Opinion
No. 13444.
March 6, 1933.
Macklin, Brown, Lenahan Speer, of New York City (J. Dudley Eggleston, of New York City, of counsel), for libelant.
Single Hill, of New York City (Thomas H. Middleton, of New York City, of counsel), for respondent.
On August 24, 1932, the tug F.I. Robinson, its master and crew, rendered a salvage service to the yacht Kiki. The fact, the nature, and extent of service are not in issue.
The Kiki was a 45-foot cabin cruiser, mahogany hull, cabin forward, and the engine aft, and was rated at a speed of about 25 to 28 miles an hour. The yacht was adrift in the Hudson river, about 500 feet below Washington Bridge near the Jersey shore, when the tug, then about a half mile north of Washington Bridge on her way to New York City, first saw the yacht aflame. The steam lighter Knickerbocker was also bound down the river, and had started for the Kiki at about the same time. At the time the Knickerbocker got abreast, the flames were observed to be from about 20 to 30 feet high coming from the stern of the boat. At first the Knickerbocker endeavored to extinguish the fire, but presently left without having done so.
The tug Robinson rescued the captain of the yacht from the water, and was informed by him that there were 150 to 200 gallons of gasoline in the tanks of the yacht. The Robinson then anchored the barge which she had in tow, went back to the Kiki, and extinguished the fire, at first standing off 70 feet and then coming alongside after the flames died down. The Robinson carried a crew of nine men. The tug was worth about $13,000.
It seems to be conceded that, had the salvage service not been rendered, the Kiki would have been a total loss.
The controversy relates to the value of the service and how it is to be measured. The libelant sought to establish a value of the Kiki in the condition in which she was at the time after the salvage had been rendered by proving her original cost at between $15,000 and $16,000, and what the cost of repairs would be to restore her to her original condition. The estimated cost of such repairs was $5,250.
The reproduction formula cannot be accepted as a measure of the value of the boat that was saved for the owner. Conceivably, reproduction cost might aid; but certainly the most direct means for making such determination is the market value.
The owner is willing to sell her for $500; and indeed this seems to be much more than a gesture, because he offers to transfer the yacht to the salvors. One cannot ignore the present market conditions as to high-speed motor pleasure boats; and certainly the market for a boat in the condition in which the photographs show this boat to be must be a very limited one indeed. One witness testifies that in his opinion it could not be sold for more than $250. Another of the respondent's witnesses places $500 as the highest conceivable value of the Kiki in her present condition.
On the other hand, one of the libelant's witnesses valued the motorboat at about $2,500, but failed to substantiate the valuation as based on market conditions. Indeed, Mr.

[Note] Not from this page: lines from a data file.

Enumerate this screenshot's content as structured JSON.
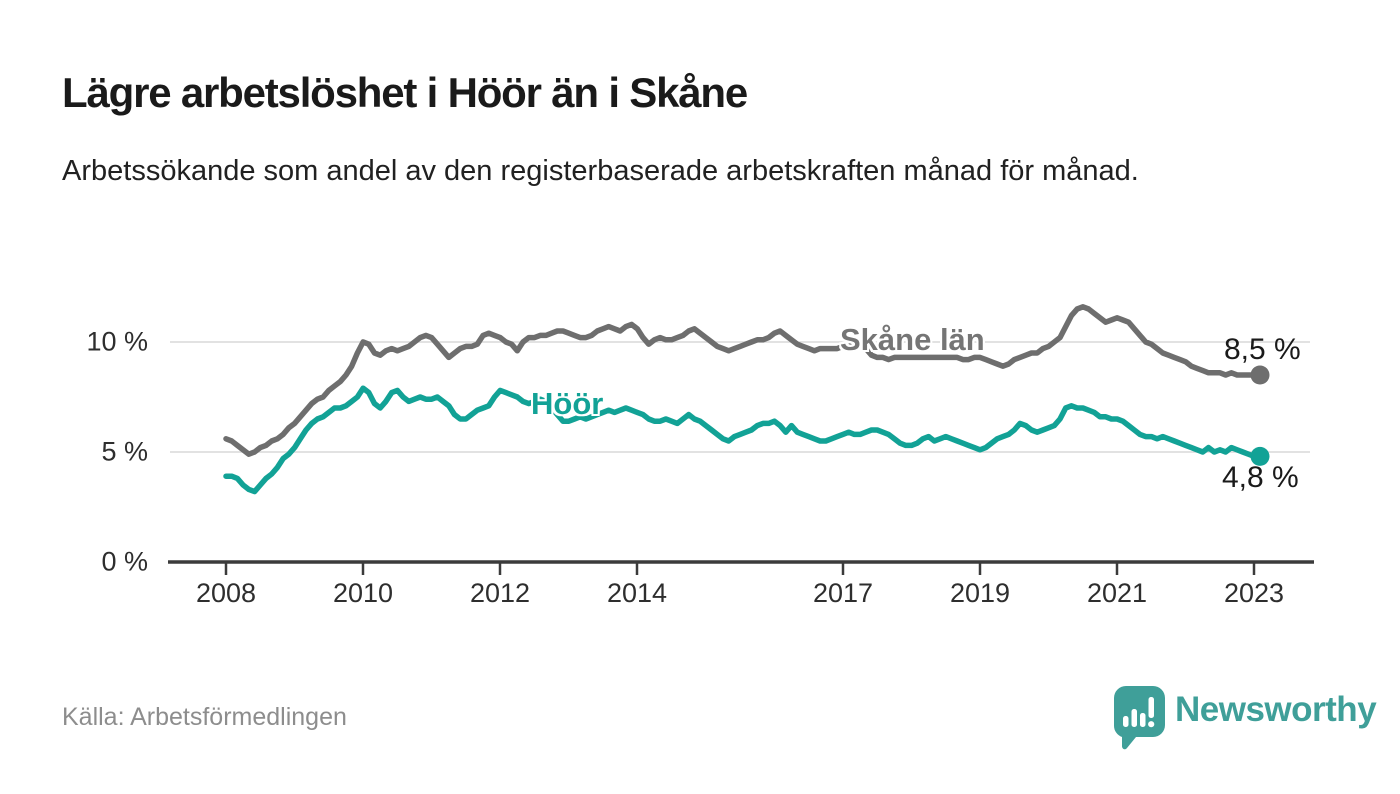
{
  "title": "Lägre arbetslöshet i Höör än i Skåne",
  "subtitle": "Arbetssökande som andel av den registerbaserade arbetskraften månad för månad.",
  "source": "Källa: Arbetsförmedlingen",
  "branding": {
    "name": "Newsworthy",
    "icon": "speech-bubble-bar-chart-icon",
    "color": "#3f9f99"
  },
  "chart_data": {
    "type": "line",
    "title": "Lägre arbetslöshet i Höör än i Skåne",
    "subtitle": "Arbetssökande som andel av den registerbaserade arbetskraften månad för månad.",
    "x_unit": "month",
    "x_start": "2008-01",
    "x_end": "2023-02",
    "x_ticks": [
      "2008",
      "2010",
      "2012",
      "2014",
      "2017",
      "2019",
      "2021",
      "2023"
    ],
    "y_ticks": [
      "10 %",
      "5 %",
      "0 %"
    ],
    "ylabel": "",
    "xlabel": "",
    "ylim": [
      0,
      12.7
    ],
    "grid": "horizontal",
    "gridline_values": [
      5,
      10
    ],
    "axis_color": "#3b3b3b",
    "grid_color": "#d9d9d9",
    "legend_position": "inline-labels",
    "series": [
      {
        "name": "Skåne län",
        "color": "#6e6e6e",
        "label_color": "#757575",
        "end_label": "8,5 %",
        "end_value": 8.5,
        "values": [
          5.6,
          5.5,
          5.3,
          5.1,
          4.9,
          5.0,
          5.2,
          5.3,
          5.5,
          5.6,
          5.8,
          6.1,
          6.3,
          6.6,
          6.9,
          7.2,
          7.4,
          7.5,
          7.8,
          8.0,
          8.2,
          8.5,
          8.9,
          9.5,
          10.0,
          9.9,
          9.5,
          9.4,
          9.6,
          9.7,
          9.6,
          9.7,
          9.8,
          10.0,
          10.2,
          10.3,
          10.2,
          9.9,
          9.6,
          9.3,
          9.5,
          9.7,
          9.8,
          9.8,
          9.9,
          10.3,
          10.4,
          10.3,
          10.2,
          10.0,
          9.9,
          9.6,
          10.0,
          10.2,
          10.2,
          10.3,
          10.3,
          10.4,
          10.5,
          10.5,
          10.4,
          10.3,
          10.2,
          10.2,
          10.3,
          10.5,
          10.6,
          10.7,
          10.6,
          10.5,
          10.7,
          10.8,
          10.6,
          10.2,
          9.9,
          10.1,
          10.2,
          10.1,
          10.1,
          10.2,
          10.3,
          10.5,
          10.6,
          10.4,
          10.2,
          10.0,
          9.8,
          9.7,
          9.6,
          9.7,
          9.8,
          9.9,
          10.0,
          10.1,
          10.1,
          10.2,
          10.4,
          10.5,
          10.3,
          10.1,
          9.9,
          9.8,
          9.7,
          9.6,
          9.7,
          9.7,
          9.7,
          9.7,
          9.8,
          9.8,
          9.9,
          10.0,
          9.7,
          9.4,
          9.3,
          9.3,
          9.2,
          9.3,
          9.3,
          9.3,
          9.3,
          9.3,
          9.3,
          9.3,
          9.3,
          9.3,
          9.3,
          9.3,
          9.3,
          9.2,
          9.2,
          9.3,
          9.3,
          9.2,
          9.1,
          9.0,
          8.9,
          9.0,
          9.2,
          9.3,
          9.4,
          9.5,
          9.5,
          9.7,
          9.8,
          10.0,
          10.2,
          10.7,
          11.2,
          11.5,
          11.6,
          11.5,
          11.3,
          11.1,
          10.9,
          11.0,
          11.1,
          11.0,
          10.9,
          10.6,
          10.3,
          10.0,
          9.9,
          9.7,
          9.5,
          9.4,
          9.3,
          9.2,
          9.1,
          8.9,
          8.8,
          8.7,
          8.6,
          8.6,
          8.6,
          8.5,
          8.6,
          8.5,
          8.5,
          8.5,
          8.5,
          8.5
        ]
      },
      {
        "name": "Höör",
        "color": "#12a296",
        "label_color": "#12a296",
        "end_label": "4,8 %",
        "end_value": 4.8,
        "values": [
          3.9,
          3.9,
          3.8,
          3.5,
          3.3,
          3.2,
          3.5,
          3.8,
          4.0,
          4.3,
          4.7,
          4.9,
          5.2,
          5.6,
          6.0,
          6.3,
          6.5,
          6.6,
          6.8,
          7.0,
          7.0,
          7.1,
          7.3,
          7.5,
          7.9,
          7.7,
          7.2,
          7.0,
          7.3,
          7.7,
          7.8,
          7.5,
          7.3,
          7.4,
          7.5,
          7.4,
          7.4,
          7.5,
          7.3,
          7.1,
          6.7,
          6.5,
          6.5,
          6.7,
          6.9,
          7.0,
          7.1,
          7.5,
          7.8,
          7.7,
          7.6,
          7.5,
          7.3,
          7.2,
          7.3,
          7.4,
          7.3,
          7.0,
          6.7,
          6.4,
          6.4,
          6.5,
          6.6,
          6.5,
          6.6,
          6.7,
          6.8,
          6.9,
          6.8,
          6.9,
          7.0,
          6.9,
          6.8,
          6.7,
          6.5,
          6.4,
          6.4,
          6.5,
          6.4,
          6.3,
          6.5,
          6.7,
          6.5,
          6.4,
          6.2,
          6.0,
          5.8,
          5.6,
          5.5,
          5.7,
          5.8,
          5.9,
          6.0,
          6.2,
          6.3,
          6.3,
          6.4,
          6.2,
          5.9,
          6.2,
          5.9,
          5.8,
          5.7,
          5.6,
          5.5,
          5.5,
          5.6,
          5.7,
          5.8,
          5.9,
          5.8,
          5.8,
          5.9,
          6.0,
          6.0,
          5.9,
          5.8,
          5.6,
          5.4,
          5.3,
          5.3,
          5.4,
          5.6,
          5.7,
          5.5,
          5.6,
          5.7,
          5.6,
          5.5,
          5.4,
          5.3,
          5.2,
          5.1,
          5.2,
          5.4,
          5.6,
          5.7,
          5.8,
          6.0,
          6.3,
          6.2,
          6.0,
          5.9,
          6.0,
          6.1,
          6.2,
          6.5,
          7.0,
          7.1,
          7.0,
          7.0,
          6.9,
          6.8,
          6.6,
          6.6,
          6.5,
          6.5,
          6.4,
          6.2,
          6.0,
          5.8,
          5.7,
          5.7,
          5.6,
          5.7,
          5.6,
          5.5,
          5.4,
          5.3,
          5.2,
          5.1,
          5.0,
          5.2,
          5.0,
          5.1,
          5.0,
          5.2,
          5.1,
          5.0,
          4.9,
          4.8,
          4.8
        ]
      }
    ]
  }
}
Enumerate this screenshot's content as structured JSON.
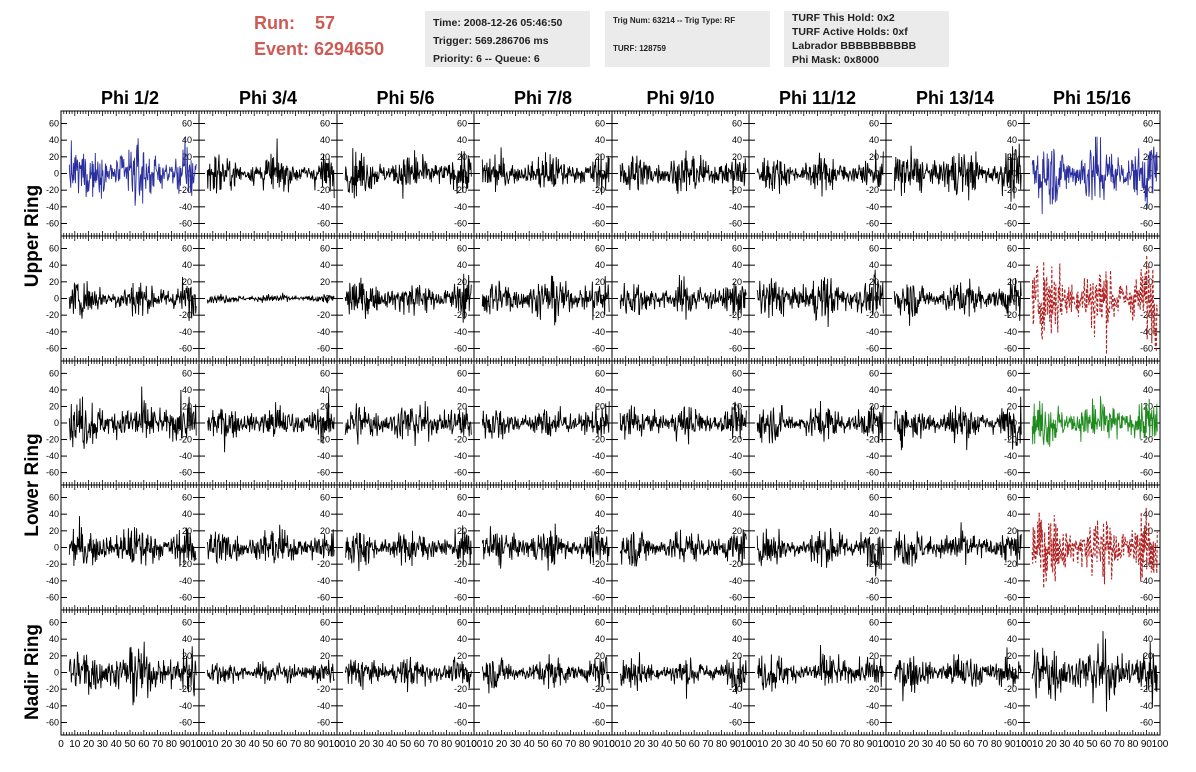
{
  "header": {
    "run_label": "Run:",
    "run_value": "57",
    "event_label": "Event:",
    "event_value": "6294650",
    "accent_color": "#cc5a55"
  },
  "info_time": {
    "time": "Time: 2008-12-26 05:46:50",
    "trigger": "Trigger: 569.286706 ms",
    "priority": "Priority: 6 -- Queue: 6"
  },
  "info_trig": {
    "trig": "Trig Num: 63214 -- Trig Type: RF",
    "turf": "TURF: 128759"
  },
  "info_turf": {
    "hold": "TURF This Hold: 0x2",
    "active": "TURF Active Holds: 0xf",
    "labrador": "Labrador BBBBBBBBBB",
    "mask": "Phi Mask: 0x8000"
  },
  "chart_data": {
    "type": "line",
    "columns": [
      "Phi 1/2",
      "Phi 3/4",
      "Phi 5/6",
      "Phi 7/8",
      "Phi 9/10",
      "Phi 11/12",
      "Phi 13/14",
      "Phi 15/16"
    ],
    "rows": [
      "Upper Ring",
      "Lower Ring",
      "Nadir Ring"
    ],
    "xlim": [
      0,
      100
    ],
    "ylim": [
      -75,
      75
    ],
    "x_ticks": [
      0,
      10,
      20,
      30,
      40,
      50,
      60,
      70,
      80,
      90,
      100
    ],
    "x_tick_labels": [
      "0",
      "10",
      "20",
      "30",
      "40",
      "50",
      "60",
      "70",
      "80",
      "90",
      "100"
    ],
    "y_ticks": [
      -60,
      -40,
      -20,
      0,
      20,
      40,
      60
    ],
    "y_tick_labels": [
      "-60",
      "-40",
      "-20",
      "0",
      "20",
      "40",
      "60"
    ],
    "panel_rows": [
      {
        "amplitudes": [
          18,
          12,
          13,
          12,
          13,
          11,
          15,
          22
        ],
        "colors": [
          "#2b2f9e",
          "#000000",
          "#000000",
          "#000000",
          "#000000",
          "#000000",
          "#000000",
          "#2b2f9e"
        ],
        "dashed": [
          false,
          false,
          false,
          false,
          false,
          false,
          false,
          false
        ]
      },
      {
        "amplitudes": [
          12,
          3,
          12,
          14,
          12,
          14,
          12,
          24
        ],
        "colors": [
          "#000000",
          "#000000",
          "#000000",
          "#000000",
          "#000000",
          "#000000",
          "#000000",
          "#b22222"
        ],
        "dashed": [
          false,
          false,
          false,
          false,
          false,
          false,
          false,
          true
        ]
      },
      {
        "amplitudes": [
          16,
          12,
          14,
          11,
          11,
          12,
          13,
          15
        ],
        "colors": [
          "#000000",
          "#000000",
          "#000000",
          "#000000",
          "#000000",
          "#000000",
          "#000000",
          "#1e8a1e"
        ],
        "dashed": [
          false,
          false,
          false,
          false,
          false,
          false,
          false,
          false
        ]
      },
      {
        "amplitudes": [
          14,
          12,
          11,
          12,
          12,
          13,
          12,
          22
        ],
        "colors": [
          "#000000",
          "#000000",
          "#000000",
          "#000000",
          "#000000",
          "#000000",
          "#000000",
          "#b22222"
        ],
        "dashed": [
          false,
          false,
          false,
          false,
          false,
          false,
          false,
          true
        ]
      },
      {
        "amplitudes": [
          17,
          8,
          10,
          10,
          10,
          12,
          12,
          20
        ],
        "colors": [
          "#000000",
          "#000000",
          "#000000",
          "#000000",
          "#000000",
          "#000000",
          "#000000",
          "#000000"
        ],
        "dashed": [
          false,
          false,
          false,
          false,
          false,
          false,
          false,
          false
        ]
      }
    ],
    "samples_per_trace": 250
  }
}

Donnelly was not convincing. When asked by the court whether he knew of any actual sales of damaged boats of the class of the Kiki within the last year or so, he said that he did. The examination proceeded:
"Q. Can you name one or two? A. One, there was a 45-foot boat, the Deseo was run through and sunk by a rum runner down in Plum Gut late last fall, and the after half of the boat was damaged to a greater extent than this boat has been by fire. The boat's motors were totally submerged in shallow water. The boat has been fixed up by a boat-builder and was recently sold for $4,500.
"Q. That is after she had been repaired? A. Yes, sir."
The libelant offered no proof of the sale in the present market of vessels such as the yacht in question that had been damaged by fire.
The burden of establishing the value is, of course, upon the libelant. Lincoln S.S. Line v. United States (C.C.A.) 7 F.2d 886; The Joseph F. Clinton (C.C.A.) 250 F. 977. This burden has not been successfully sustained in the contention that the property saved was worth $2,500 — the Donnelly estimate — or any sum in excess thereof.
I am constrained, therefore, to accept the proof as to value offered by the respondent; and accordingly find that the value of the salvaged property in its damaged condition was $500. The services rendered were, of course, meritorious. The vessel was in imminent peril of destruction, and there was some hazard to life and property in extinguishing the fire.
Accordingly, I think that the libelant is entitled to one-half of the value of the salvaged property. The respondent suggests that the award in the circumstances should not be in excess of $300. I accept that view. The award may be distributed in the proportion of one-third to the boat and two-thirds to the master and crew, to be apportioned among them.
A decree in accordance with the foregoing opinion may be entered.
Settle decree on notice.
If this opinion is not in sufficient compliance with the rule requiring findings of fact and conclusions of law, submit findings of fact and conclusions of law in accordance therewith.